Казалось бы, что могло быть хуже моего положения? Но когда Саша рассказал о беседе в политотделе полка, я понял, что худшему нет предела. Саша зачислен в духовную семинарию. Это не только приказ командования, но и партийное поручение.
Я повалился на койку от хохота, представив себе Сашу в облачении священника. Но убитый вид друга быстро заставил меня перестать смеяться.
Вскоре я получил отпуск и сбежал в медицинский институт. Еще через несколько месяцев я без труда демобилизовался, воспользовавшись всеобщей неразберихой и очень удобной ситуацией, когда правая рука не знает, что делает левая.
В Сашином случае руки знали свое дело отлично и держали раба Божьего цепко вплоть до окончания им семинарии, а затем – духовной академии.
Сашины письма, сперва примитивно-солдатские, постепенно становились все более отшлифованными, а через несколько лет стали образцом эпистолярного жанра. Но и в начале и потом они состояли наполовину из ерничанья, а на другую половину – из цинизма, все еще коробившего меня. Переписка тлела несколько лет, а затем угасла. Новые друзья. Новые интересы.

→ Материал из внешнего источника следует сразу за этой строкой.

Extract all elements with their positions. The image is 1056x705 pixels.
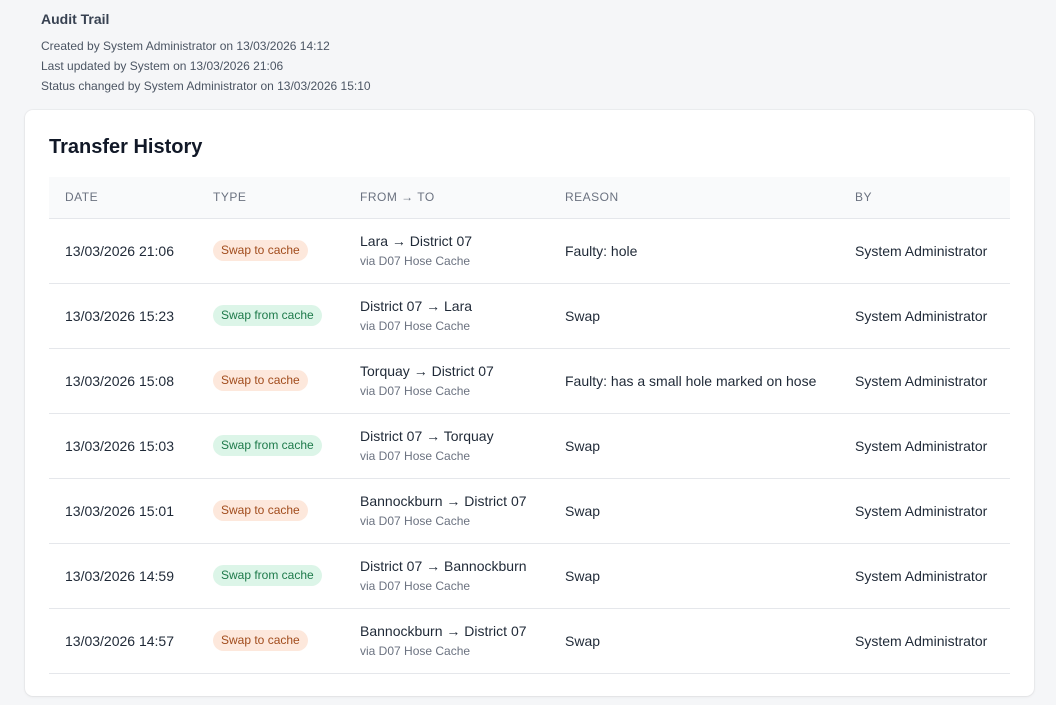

Нередко мы смотрели на фотографию Саши в альбоме на странице военных лет. Юный офицер в новенькой гимнастерке с парадными погонами, портупея. Но форма ничего не могла прибавить к насмешливо прищуренным воровским глазам, большому красивому носу, казацкому чубу, нависающему над правым глазом, а главное – к впечатлению неповторимости, исключительности, необычности.
В январе 1965 года я привез в Москву диссертацию. Дела были завершены. Ощущение удивительной легкости и раскованности подхватило меня, когда я вышел из ворот Центрального института травматологии и ортопедии. С портфелем, вмещавшим зубную щетку и пустоту на месте сданных экземпляров диссертации, я сел в троллейбус, даже не обратив внимания на номер.
Случилось так, что вместо станции метро «Войковская» я почему-то оказался возле станции «Сокол».
Почти двадцать лет назад я плелся здесь на костылях к своей казарме. Все было пустынно, необитаемо. И станция «Сокол» была конечной. Сейчас ее окружал массив огромных зданий. Город разросся неимоверно.
Я разглядывал незнакомый пейзаж, и наледь под колесами отъезжавших троллейбусов, и снег, искрившийся под январским солнцем. Я вспоминал август 1945 года, полк, Сашу под домашним арестом. Снег искрился, как письма из духовной академии.
Вместо троллейбуса к остановке мягко подкатил черный «ЗИЛ». Милиционер уже собирался поднести к губам свисток. Но, увидев марку автомобиля, сделал вид, что не заметил нарушения, и охотно стал отвечать обратившейся к нему старушке.